At a business meeting, someone suggests an idea he thinks the others will like, perhaps recruiting a trans influencer as the face of the brand. Each member has misgivings about this, but assumes the others will think that they are transphobic if they speak out, so everyone approves the idea despite no one liking it.

Or every member of a family in North Korea who hates communism, but they never mention this to each other because each assumes that the others approve of it.

CHRIS WILLIAMSON: You have this or I’ve had this on social occasions as well where you’ll be at dinner, and it’ll be getting later and later, and nobody’s left yet. And sometimes I’ll be sat there looking at the clock. Am I going to leave? Am I going to leave? And then one person leaves. The high agency exit. There’s a Mexican wave of people exiting. The whole thing exits.

Reflexivity in Human Systems

CHRIS WILLIAMSON: And what’s beautiful about the Keynesian beauty contest is it deals with reflexive systems where people’s perceptions shape reality and reality shapes perceptions.

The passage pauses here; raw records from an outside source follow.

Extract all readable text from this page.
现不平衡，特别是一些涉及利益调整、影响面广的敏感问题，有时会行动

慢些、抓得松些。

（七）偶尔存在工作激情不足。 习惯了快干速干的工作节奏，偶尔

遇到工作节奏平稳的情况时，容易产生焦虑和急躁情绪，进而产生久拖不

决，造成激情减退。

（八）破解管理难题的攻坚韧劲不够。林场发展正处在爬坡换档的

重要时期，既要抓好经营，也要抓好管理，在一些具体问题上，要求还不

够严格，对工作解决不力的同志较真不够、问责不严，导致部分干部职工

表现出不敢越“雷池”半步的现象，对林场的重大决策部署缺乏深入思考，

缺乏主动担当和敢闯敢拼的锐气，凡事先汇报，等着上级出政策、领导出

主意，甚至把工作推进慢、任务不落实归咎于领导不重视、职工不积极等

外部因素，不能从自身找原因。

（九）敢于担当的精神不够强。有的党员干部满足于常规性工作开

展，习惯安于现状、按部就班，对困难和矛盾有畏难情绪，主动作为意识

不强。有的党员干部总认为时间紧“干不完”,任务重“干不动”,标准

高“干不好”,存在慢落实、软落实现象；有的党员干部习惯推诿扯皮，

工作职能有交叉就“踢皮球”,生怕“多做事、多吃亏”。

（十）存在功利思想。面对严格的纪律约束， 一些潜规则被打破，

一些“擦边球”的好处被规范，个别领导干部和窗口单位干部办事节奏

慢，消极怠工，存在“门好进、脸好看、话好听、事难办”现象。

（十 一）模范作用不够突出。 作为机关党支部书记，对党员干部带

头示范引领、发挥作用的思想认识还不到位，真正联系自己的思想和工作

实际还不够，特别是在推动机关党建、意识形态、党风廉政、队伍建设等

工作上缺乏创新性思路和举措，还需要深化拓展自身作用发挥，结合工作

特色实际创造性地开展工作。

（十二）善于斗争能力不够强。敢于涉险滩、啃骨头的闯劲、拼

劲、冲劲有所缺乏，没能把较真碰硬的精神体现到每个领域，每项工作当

There’s this great George Soros Financial Times article that he wrote about reflexivity. And Talib said this on Ferris. I didn’t know if you knew this, that Soros wanted to be a philosopher, but basically just had this shadow career of crashing the pound and becoming one of the biggest hedge fund managers in there.

But one of his ideas is this concept of reflectivity, which is like – a statement of “the weather is going to be rainy today.” That’s not reflexive because I’m dealing with a natural phenomenon in the sense that my thinking or my words doesn’t shape reality. So if you said that on TV, it doesn’t change the weather.

But if you go on TV and go, “this is a revolutionary moment,” the statement impacts reality. So you see these feedback loops between perception, reality, thinking, reality.

So when you’re dealing with human beings, the systems are so much more complex, which is why you see these meme stocks pump and down because people are thinking everybody else is thinking the meme stock is going to pump as well.

GEORGE MACK: Everyone is trying to not only work out what they think about a thing, but future project what other people will think about a thing, and then adapting their projection and trajectory of the future to account for that.

CHRIS WILLIAMSON: Yes. And then also thinking that other people are thinking that about the overall thing as well. So that’s how complex things can become.

Robin Dunbar taught me that the main reason in his opinion that human beings’ brains got so big is not so that we could more accurately remember where the food is or use tools or fire or contemplate the higher mysteries.